Ron DeSantis could get caught with a dead hooker or a live boy and it wouldn’t matter one bit to Republican voters.
But if Molly Ball does a favorable profile of DeSantis and puts him on the cover of Time magazine with the headline “The Smart Version of Trump,” MAGA will turn on him in a Miami minute.
3. Aerosols
One of the maddening parts of early COVID was watching the medical establishment parse the technical meaning of “airborne” when it was clear that COVID was being transmitted by aerosolization. This Wired piece tells the story of how that happened, and why:
Marr is an aerosol scientist at Virginia Tech and one of the few in the world who also studies infectious diseases. To her, the new coronavirus looked as if it could hang in the air, infecting anyone who breathed in enough of it. For people indoors, that posed a considerable risk. But the WHO didn’t seem to have caught on. Just days before, the organization had tweeted “FACT: #COVID19 is NOT airborne.” That’s why Marr was skipping her usual morning workout to join 35 other aerosol scientists. They were trying to warn the WHO it was making a big mistake. . . .
Over Zoom, they laid out the case. They ticked through a growing list of superspreading events in restaurants, call centers, cruise ships, and a choir rehearsal, instances where people got sick even when they were across the room from a contagious person. The incidents contradicted the WHO’s main safety guidelines of keeping 3 to 6 feet of distance between people and frequent handwashing. If SARS-CoV-2 traveled only in large droplets that immediately fell to the ground, as the WHO was saying, then wouldn’t the distancing and the handwashing have prevented such outbreaks? Infectious air was the more likely culprit, they argued. But the WHO’s experts appeared to be unmoved.

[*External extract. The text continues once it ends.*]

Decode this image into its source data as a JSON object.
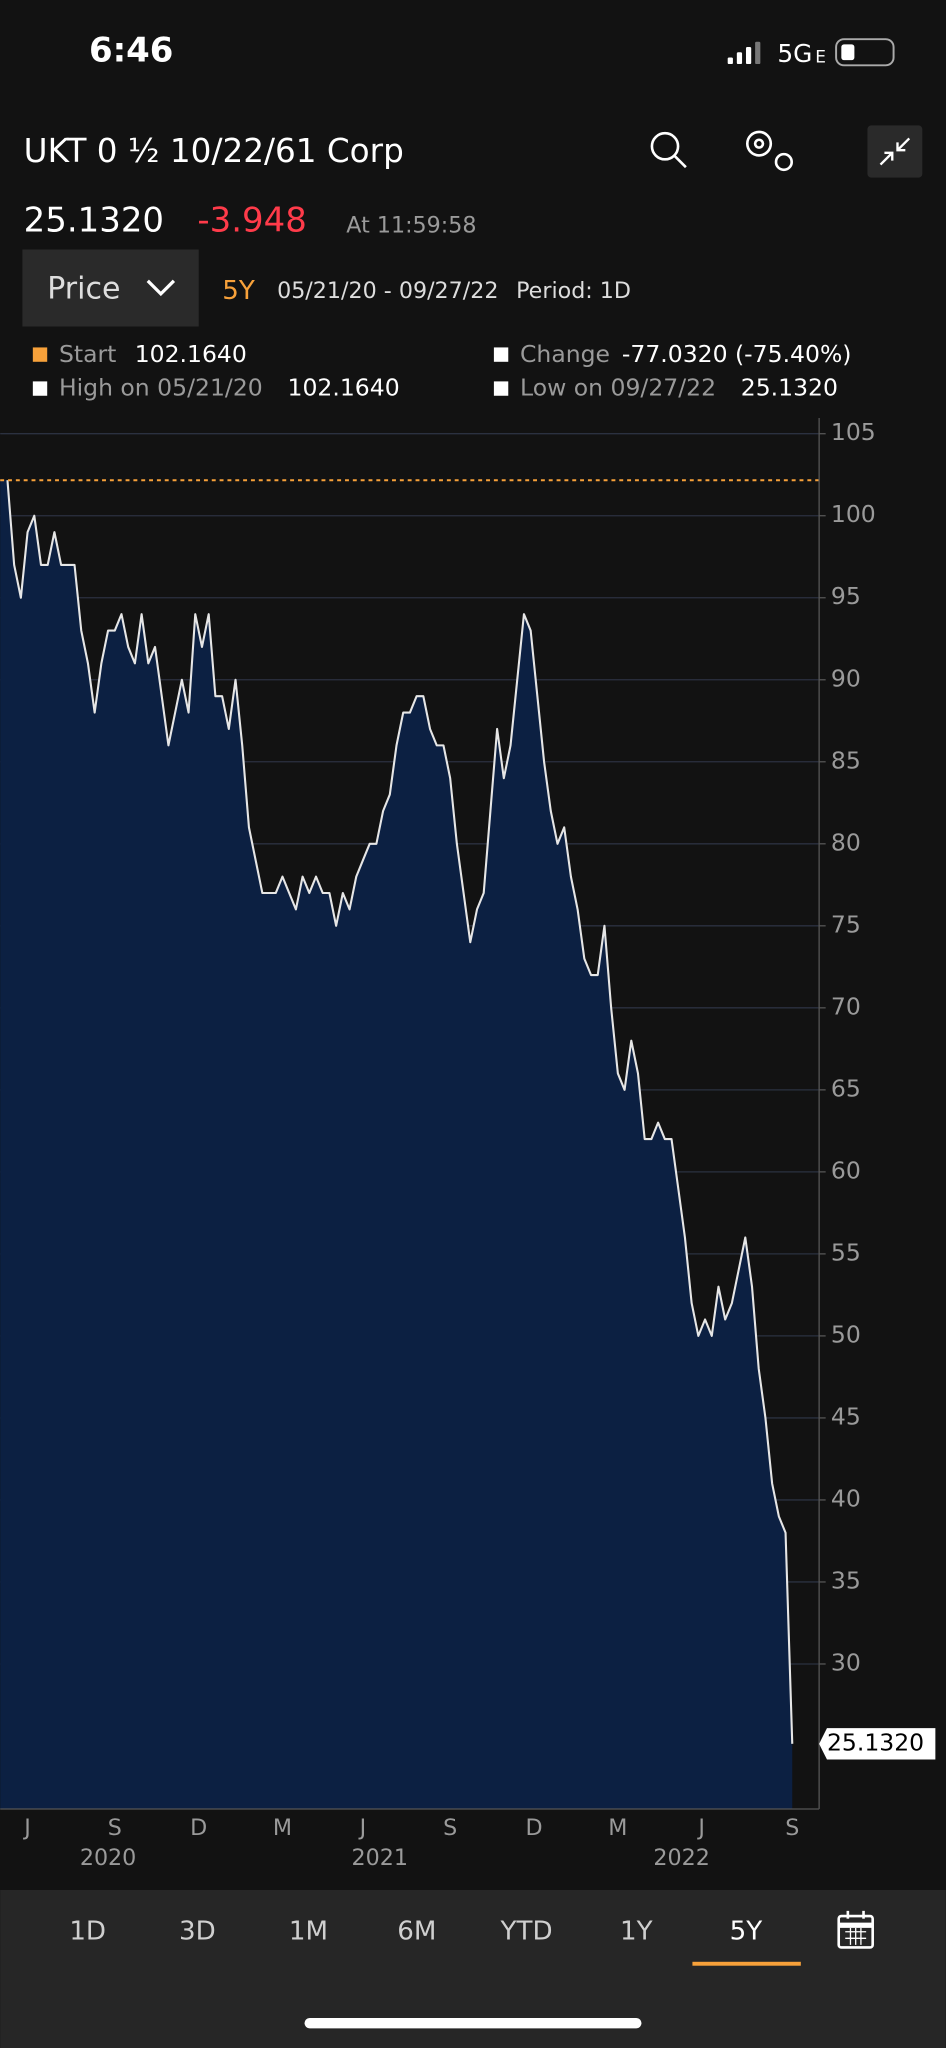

On the video call, tensions rose. At one point, Lidia Morawska, a revered atmospheric physicist who had arranged the meeting, tried to explain how far infectious particles of different sizes could potentially travel. One of the WHO experts abruptly cut her off, telling her she was wrong, Marr recalls. His rudeness shocked her. “You just don’t argue with Lidia about physics,” she says.

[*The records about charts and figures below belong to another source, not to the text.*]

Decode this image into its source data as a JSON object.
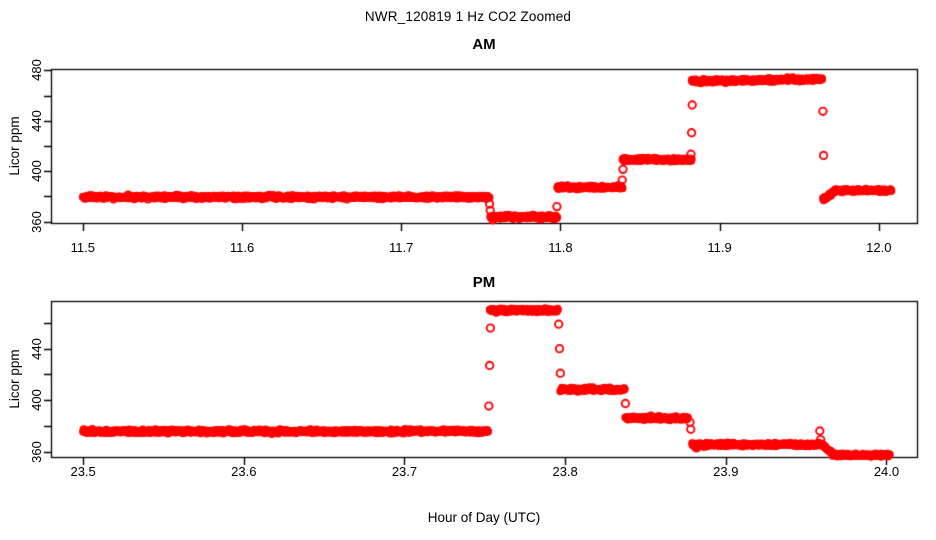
{
  "title": "NWR_120819  1 Hz CO2 Zoomed",
  "xlabel": "Hour of Day (UTC)",
  "point_color": "#ff0000",
  "axis_color": "#000000",
  "chart_data": [
    {
      "type": "scatter",
      "panel": "AM",
      "title": "AM",
      "ylabel": "Licor ppm",
      "marker": "open-circle",
      "legend": "none",
      "grid": false,
      "xlim": [
        11.48,
        12.024
      ],
      "ylim": [
        359,
        481
      ],
      "xticks": [
        {
          "v": 11.5,
          "t": "11.5"
        },
        {
          "v": 11.6,
          "t": "11.6"
        },
        {
          "v": 11.7,
          "t": "11.7"
        },
        {
          "v": 11.8,
          "t": "11.8"
        },
        {
          "v": 11.9,
          "t": "11.9"
        },
        {
          "v": 12.0,
          "t": "12.0"
        }
      ],
      "yticks": [
        {
          "v": 360,
          "t": "360"
        },
        {
          "v": 400,
          "t": "400"
        },
        {
          "v": 440,
          "t": "440"
        },
        {
          "v": 480,
          "t": "480"
        }
      ],
      "yticks_minor": [
        380,
        420,
        460
      ],
      "segments": [
        {
          "x0": 11.5,
          "x1": 11.7555,
          "y": 379.5,
          "noise": 1.4
        },
        {
          "x0": 11.756,
          "x1": 11.798,
          "y": 363.8,
          "noise": 1.5
        },
        {
          "x0": 11.798,
          "x1": 11.839,
          "y": 387.3,
          "noise": 1.4
        },
        {
          "x0": 11.839,
          "x1": 11.8825,
          "y": 409.3,
          "noise": 1.3
        },
        {
          "x0": 11.8825,
          "x1": 11.9645,
          "y0": 471.3,
          "y1": 473.0,
          "noise": 1.4
        },
        {
          "x0": 11.965,
          "x1": 11.972,
          "y0": 377.5,
          "y1": 384.3,
          "noise": 1.3
        },
        {
          "x0": 11.972,
          "x1": 12.008,
          "y": 384.8,
          "noise": 1.2
        }
      ],
      "singles": [
        [
          11.7555,
          374.0
        ],
        [
          11.7559,
          369.0
        ],
        [
          11.7576,
          361.5
        ],
        [
          11.7978,
          372.0
        ],
        [
          11.8388,
          393.0
        ],
        [
          11.8393,
          401.5
        ],
        [
          11.882,
          413.5
        ],
        [
          11.8824,
          430.5
        ],
        [
          11.8828,
          452.5
        ],
        [
          11.9649,
          447.5
        ],
        [
          11.9653,
          412.5
        ]
      ]
    },
    {
      "type": "scatter",
      "panel": "PM",
      "title": "PM",
      "ylabel": "Licor ppm",
      "marker": "open-circle",
      "legend": "none",
      "grid": false,
      "xlim": [
        23.48,
        24.019
      ],
      "ylim": [
        356,
        477
      ],
      "xticks": [
        {
          "v": 23.5,
          "t": "23.5"
        },
        {
          "v": 23.6,
          "t": "23.6"
        },
        {
          "v": 23.7,
          "t": "23.7"
        },
        {
          "v": 23.8,
          "t": "23.8"
        },
        {
          "v": 23.9,
          "t": "23.9"
        },
        {
          "v": 24.0,
          "t": "24.0"
        }
      ],
      "yticks": [
        {
          "v": 360,
          "t": "360"
        },
        {
          "v": 400,
          "t": "400"
        },
        {
          "v": 440,
          "t": "440"
        }
      ],
      "yticks_minor": [
        380,
        420,
        460
      ],
      "segments": [
        {
          "x0": 23.5,
          "x1": 23.752,
          "y": 375.8,
          "noise": 1.4
        },
        {
          "x0": 23.753,
          "x1": 23.7955,
          "y": 469.8,
          "noise": 1.4
        },
        {
          "x0": 23.797,
          "x1": 23.837,
          "y": 408.3,
          "noise": 1.3
        },
        {
          "x0": 23.8375,
          "x1": 23.8765,
          "y": 386.3,
          "noise": 1.3
        },
        {
          "x0": 23.879,
          "x1": 23.882,
          "y0": 367.0,
          "y1": 362.8,
          "noise": 1.2
        },
        {
          "x0": 23.881,
          "x1": 23.9585,
          "y": 365.6,
          "noise": 1.3
        },
        {
          "x0": 23.959,
          "x1": 23.9665,
          "y0": 366.5,
          "y1": 358.5,
          "noise": 1.2
        },
        {
          "x0": 23.9665,
          "x1": 24.002,
          "y": 357.5,
          "noise": 1.1
        }
      ],
      "singles": [
        [
          23.7525,
          395.5
        ],
        [
          23.753,
          427.0
        ],
        [
          23.7535,
          456.0
        ],
        [
          23.796,
          459.0
        ],
        [
          23.7965,
          440.0
        ],
        [
          23.797,
          421.0
        ],
        [
          23.8375,
          397.5
        ],
        [
          23.8777,
          383.0
        ],
        [
          23.8782,
          377.5
        ],
        [
          23.9585,
          376.2
        ],
        [
          23.959,
          369.5
        ]
      ]
    }
  ]
}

Morawska had spent more than two decades advising a different branch of the WHO on the impacts of air pollution. When it came to flecks of soot and ash belched out by smokestacks and tailpipes, the organization readily accepted the physics she was describing—that particles of many sizes can hang aloft, travel far, and be inhaled. Now, though, the WHO’s advisers seemed to be saying those same laws didn’t apply to virus-laced respiratory particles. To them, the word airborne only applied to particles smaller than 5 microns.